The research, based on analysis of satellite and temperate data, found that mangroves in the Miami area and northward have expanded by 1,240 hectares since 1984.
“Between Cape Canaveral National Seashore and Saint Augustine, mangroves doubled in area,” noted a statement issued by the University of Maryland.
The researchers, led by Kyle C. Cavanaugh of the Smithsonian Institution and Brown University, attribute the change to a drop in the number of days when temperatures fell below 28.4 degrees Fahrenheit (-4 degrees Celsius), a level where frost can kill mangrove trees.
The findings suggest that climate change could drive mangrove expansion poleward.
“Mangroves cannot tolerate extreme freezing temperatures and so are generally limited to tropical environments,” the researchers write. “However, climate change in the form of increasing temperatures has the potential to facilitate increases in mangrove abundance near tropical–temperate transition zones.”

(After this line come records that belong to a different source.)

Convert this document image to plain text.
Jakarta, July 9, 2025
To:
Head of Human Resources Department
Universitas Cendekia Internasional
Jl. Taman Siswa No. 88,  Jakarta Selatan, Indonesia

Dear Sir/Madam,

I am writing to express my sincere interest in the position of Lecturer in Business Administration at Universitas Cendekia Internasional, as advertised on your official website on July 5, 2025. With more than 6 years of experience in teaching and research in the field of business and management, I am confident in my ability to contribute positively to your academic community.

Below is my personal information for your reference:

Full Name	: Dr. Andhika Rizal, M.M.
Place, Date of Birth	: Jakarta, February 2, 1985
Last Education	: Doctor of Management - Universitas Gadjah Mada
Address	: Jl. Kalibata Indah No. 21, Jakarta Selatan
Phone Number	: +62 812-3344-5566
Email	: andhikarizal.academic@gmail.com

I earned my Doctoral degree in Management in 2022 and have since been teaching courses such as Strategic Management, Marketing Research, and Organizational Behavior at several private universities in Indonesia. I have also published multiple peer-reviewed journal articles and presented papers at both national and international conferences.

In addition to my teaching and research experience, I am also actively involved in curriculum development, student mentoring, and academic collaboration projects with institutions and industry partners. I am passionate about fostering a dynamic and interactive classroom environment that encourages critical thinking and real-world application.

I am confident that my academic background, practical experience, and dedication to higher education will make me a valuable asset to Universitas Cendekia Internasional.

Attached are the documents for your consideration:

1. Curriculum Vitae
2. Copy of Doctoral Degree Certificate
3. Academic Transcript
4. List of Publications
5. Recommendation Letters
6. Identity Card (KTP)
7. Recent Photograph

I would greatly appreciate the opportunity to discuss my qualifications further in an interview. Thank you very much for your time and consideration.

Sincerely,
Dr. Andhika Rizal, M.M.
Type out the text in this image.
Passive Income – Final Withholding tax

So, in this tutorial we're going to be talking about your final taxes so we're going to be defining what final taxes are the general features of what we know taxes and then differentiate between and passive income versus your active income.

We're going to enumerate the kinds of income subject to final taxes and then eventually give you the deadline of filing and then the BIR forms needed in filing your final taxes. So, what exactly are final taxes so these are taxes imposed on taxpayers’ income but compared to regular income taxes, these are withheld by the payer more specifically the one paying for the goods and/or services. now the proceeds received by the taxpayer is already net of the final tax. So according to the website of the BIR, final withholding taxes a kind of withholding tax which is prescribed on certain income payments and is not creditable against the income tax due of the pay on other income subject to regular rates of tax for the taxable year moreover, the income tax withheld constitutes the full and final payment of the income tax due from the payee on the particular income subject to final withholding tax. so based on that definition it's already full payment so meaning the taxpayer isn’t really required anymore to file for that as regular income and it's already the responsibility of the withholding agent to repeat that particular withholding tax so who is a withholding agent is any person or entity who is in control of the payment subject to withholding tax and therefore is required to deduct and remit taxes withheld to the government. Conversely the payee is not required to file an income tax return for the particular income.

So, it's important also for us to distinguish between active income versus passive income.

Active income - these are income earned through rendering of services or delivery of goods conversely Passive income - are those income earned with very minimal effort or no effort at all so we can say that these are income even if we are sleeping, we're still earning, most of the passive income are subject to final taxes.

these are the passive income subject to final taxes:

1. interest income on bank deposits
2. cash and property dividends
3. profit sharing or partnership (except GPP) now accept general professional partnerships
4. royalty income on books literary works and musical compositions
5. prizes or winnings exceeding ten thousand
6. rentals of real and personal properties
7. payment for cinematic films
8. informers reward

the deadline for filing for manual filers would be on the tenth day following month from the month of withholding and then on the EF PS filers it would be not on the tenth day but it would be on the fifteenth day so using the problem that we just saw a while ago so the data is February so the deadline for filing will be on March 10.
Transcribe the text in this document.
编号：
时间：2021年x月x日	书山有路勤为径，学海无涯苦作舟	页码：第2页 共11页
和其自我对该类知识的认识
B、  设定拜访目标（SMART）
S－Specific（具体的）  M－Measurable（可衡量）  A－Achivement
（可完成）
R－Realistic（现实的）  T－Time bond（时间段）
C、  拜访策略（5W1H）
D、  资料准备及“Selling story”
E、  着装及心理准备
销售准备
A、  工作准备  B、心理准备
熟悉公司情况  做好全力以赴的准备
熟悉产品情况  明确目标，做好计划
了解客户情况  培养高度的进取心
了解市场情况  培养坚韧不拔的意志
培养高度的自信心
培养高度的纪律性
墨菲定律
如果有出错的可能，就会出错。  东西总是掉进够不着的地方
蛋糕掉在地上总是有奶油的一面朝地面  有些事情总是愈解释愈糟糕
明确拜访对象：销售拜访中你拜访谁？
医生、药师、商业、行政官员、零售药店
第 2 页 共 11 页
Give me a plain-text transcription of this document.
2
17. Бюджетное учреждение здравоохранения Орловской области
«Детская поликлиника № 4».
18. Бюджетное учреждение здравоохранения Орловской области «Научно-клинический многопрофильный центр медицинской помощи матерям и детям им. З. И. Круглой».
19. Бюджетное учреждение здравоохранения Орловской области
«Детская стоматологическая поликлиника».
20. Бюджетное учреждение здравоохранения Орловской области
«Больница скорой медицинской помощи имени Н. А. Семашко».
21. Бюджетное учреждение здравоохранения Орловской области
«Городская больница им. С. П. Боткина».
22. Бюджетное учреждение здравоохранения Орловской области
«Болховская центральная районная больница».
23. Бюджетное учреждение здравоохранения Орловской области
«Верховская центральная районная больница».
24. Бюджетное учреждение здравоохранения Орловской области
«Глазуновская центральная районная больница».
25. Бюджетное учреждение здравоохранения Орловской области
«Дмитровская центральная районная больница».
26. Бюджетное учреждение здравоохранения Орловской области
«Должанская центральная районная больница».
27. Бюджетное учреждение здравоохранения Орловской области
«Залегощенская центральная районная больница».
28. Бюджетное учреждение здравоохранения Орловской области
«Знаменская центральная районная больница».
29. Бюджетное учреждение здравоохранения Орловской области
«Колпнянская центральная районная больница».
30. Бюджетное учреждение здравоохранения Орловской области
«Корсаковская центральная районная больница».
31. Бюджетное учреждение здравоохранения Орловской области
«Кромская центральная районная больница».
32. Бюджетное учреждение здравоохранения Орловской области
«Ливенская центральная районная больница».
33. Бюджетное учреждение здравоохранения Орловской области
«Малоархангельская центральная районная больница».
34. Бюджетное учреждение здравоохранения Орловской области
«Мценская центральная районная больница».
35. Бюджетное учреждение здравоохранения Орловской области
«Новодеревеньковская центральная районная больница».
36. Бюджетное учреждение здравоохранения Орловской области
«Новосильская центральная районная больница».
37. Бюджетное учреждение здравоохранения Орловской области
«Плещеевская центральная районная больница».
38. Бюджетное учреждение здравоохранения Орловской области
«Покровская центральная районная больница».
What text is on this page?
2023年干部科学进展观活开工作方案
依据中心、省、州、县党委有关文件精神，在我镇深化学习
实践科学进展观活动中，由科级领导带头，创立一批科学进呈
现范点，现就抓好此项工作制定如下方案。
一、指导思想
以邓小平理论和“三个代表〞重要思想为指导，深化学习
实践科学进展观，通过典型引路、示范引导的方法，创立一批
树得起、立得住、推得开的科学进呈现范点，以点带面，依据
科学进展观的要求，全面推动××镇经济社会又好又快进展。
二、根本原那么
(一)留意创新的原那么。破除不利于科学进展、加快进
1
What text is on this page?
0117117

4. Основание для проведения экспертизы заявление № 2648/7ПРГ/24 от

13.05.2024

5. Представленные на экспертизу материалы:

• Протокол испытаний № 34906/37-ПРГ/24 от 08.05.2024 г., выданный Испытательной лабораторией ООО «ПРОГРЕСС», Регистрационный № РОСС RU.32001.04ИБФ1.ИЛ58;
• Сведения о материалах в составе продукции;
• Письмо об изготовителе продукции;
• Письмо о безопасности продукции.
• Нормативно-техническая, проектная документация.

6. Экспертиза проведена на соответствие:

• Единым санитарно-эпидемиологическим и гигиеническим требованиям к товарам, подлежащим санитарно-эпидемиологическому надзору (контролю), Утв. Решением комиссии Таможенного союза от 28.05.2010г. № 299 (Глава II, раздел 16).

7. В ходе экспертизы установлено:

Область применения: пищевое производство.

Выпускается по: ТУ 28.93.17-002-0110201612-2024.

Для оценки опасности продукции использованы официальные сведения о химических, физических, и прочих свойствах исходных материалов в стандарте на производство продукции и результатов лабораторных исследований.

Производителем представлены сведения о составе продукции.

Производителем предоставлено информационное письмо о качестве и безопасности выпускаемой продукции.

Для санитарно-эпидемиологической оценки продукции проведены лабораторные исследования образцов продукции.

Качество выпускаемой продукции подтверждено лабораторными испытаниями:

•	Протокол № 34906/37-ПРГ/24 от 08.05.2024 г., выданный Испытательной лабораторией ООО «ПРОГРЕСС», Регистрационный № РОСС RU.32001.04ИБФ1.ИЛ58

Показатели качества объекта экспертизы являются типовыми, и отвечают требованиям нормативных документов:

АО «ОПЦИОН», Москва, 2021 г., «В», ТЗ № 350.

While expansion of mangrove forests could encroach into other ecosystems, there may be some beneficial tradeoffs. Other research has shown mangroves to provide a number of important ecosystem services, including carbon storage, buffering coastal areas against storm damage and erosion, and supporting fisheries.
CITATION: Cavanaugh et al. Poleward expansion of mangroves is a threshold response to decreased frequency of extreme cold events,” published online Dec. 30, 2013 in Proceedings of the National Academy of Sciences.